Scylla Manager

Scylla Manager is a centralized cluster administration and recurrent tasks automation tool. Scylla Manager 1.x includes automation of periodic repair, with future releases providing more capabilities, such as rolling upgrades, recurrent backup, and more. With time, Scylla Manager will become the focal point of Scylla Enterprise Cluster Management, including a GUI frontend. Like Scylla Enterprise, Scylla Manager is available for all Scylla customers, or for a 30-day evaluation.

See Also:

Scylla Manager includes three main parts:

  • Scylla-Manager, a Go-based server(daemon) that exposes REST API
  • sctool, a CLI tool for interacting with Scylla-Manager
  • A highly available backend to persist its state
../../_images/Scylla_Manager.png

The Scylla-Manager server interacts securely with one or more Scylla clusters, learns its topology, and runs cluster-wide tasks in a controlled and predictable way. A user can use sctool to initiate and schedule management operations, monitor their progress or suspend them. For the best high availability, Scylla Manager uses ScyllaDB as a persistent backend. By default, Scylla Manager installs one local instance of Scylla as backend. For a highly available management solution, we recommend using a multi-node Scylla cluster as a backend. The Scylla Manager server is stateless and relies on Scylla backend for persistence.

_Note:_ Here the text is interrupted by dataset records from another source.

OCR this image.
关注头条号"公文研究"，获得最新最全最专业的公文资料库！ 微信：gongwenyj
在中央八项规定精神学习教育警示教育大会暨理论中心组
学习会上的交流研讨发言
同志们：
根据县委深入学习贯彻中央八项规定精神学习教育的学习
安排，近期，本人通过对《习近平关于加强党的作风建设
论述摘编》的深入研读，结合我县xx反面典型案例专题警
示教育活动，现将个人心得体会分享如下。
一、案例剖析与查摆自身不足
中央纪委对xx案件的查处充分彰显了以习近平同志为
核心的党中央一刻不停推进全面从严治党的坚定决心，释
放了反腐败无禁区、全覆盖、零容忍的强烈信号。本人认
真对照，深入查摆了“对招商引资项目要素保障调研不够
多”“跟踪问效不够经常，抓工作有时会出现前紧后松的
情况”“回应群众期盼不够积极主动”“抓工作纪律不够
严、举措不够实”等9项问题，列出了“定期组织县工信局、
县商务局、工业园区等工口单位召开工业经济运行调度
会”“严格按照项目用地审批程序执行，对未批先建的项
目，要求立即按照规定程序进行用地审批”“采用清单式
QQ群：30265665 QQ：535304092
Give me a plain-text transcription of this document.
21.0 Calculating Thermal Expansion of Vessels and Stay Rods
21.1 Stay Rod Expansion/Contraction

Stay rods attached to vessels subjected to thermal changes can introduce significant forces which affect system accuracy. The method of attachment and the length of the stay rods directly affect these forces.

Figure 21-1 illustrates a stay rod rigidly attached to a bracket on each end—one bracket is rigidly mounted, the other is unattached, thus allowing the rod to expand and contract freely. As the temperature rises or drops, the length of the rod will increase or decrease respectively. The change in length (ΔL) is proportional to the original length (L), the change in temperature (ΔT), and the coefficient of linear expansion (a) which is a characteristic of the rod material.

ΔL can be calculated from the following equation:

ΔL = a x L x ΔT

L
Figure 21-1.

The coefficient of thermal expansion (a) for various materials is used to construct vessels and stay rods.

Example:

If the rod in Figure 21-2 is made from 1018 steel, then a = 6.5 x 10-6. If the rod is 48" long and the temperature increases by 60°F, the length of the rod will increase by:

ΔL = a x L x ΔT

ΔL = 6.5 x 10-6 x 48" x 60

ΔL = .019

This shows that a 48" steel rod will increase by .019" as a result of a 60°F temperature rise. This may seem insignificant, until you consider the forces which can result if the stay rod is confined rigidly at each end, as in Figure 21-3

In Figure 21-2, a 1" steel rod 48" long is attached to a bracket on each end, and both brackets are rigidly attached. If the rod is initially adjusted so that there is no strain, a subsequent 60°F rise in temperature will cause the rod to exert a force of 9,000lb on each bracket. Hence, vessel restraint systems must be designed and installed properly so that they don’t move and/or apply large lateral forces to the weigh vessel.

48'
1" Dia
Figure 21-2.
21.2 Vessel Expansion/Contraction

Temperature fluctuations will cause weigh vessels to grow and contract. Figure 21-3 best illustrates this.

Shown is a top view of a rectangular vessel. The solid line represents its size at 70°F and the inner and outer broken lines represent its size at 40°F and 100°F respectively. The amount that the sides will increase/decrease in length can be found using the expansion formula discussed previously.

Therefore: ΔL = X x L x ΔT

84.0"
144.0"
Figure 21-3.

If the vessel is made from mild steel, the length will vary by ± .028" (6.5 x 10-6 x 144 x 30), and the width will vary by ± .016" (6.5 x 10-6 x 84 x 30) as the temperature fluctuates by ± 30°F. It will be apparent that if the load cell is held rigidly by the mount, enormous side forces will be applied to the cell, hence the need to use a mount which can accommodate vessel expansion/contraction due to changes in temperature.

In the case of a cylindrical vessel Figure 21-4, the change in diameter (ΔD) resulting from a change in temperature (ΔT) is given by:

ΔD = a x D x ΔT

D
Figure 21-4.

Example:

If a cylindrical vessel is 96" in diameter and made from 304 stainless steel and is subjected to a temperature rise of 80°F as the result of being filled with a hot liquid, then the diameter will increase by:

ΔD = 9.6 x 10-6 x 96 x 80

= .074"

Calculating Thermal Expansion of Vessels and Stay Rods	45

Although possible, we do not recommend using the managed Scylla cluster to store as Scylla Manager backend.

Recurrent Repairs Automation

It is highly recommended to run weekly repairs on production Scylla clusters but repairing a full cluster is not an easy task and multiple strategies exist. Scylla manager provides a dedicated solution that leverages Scylla’s thread-per-core architecture for best results. Clusters are repaired node by node, ensuring that each database shard performs exactly one repair task at a time. This gives the best repair parallelism on a node, shortens the overall repair time, and does not introduce unnecessary load. On a shard level, a repair is performed in chunks and can be stopped and resumed.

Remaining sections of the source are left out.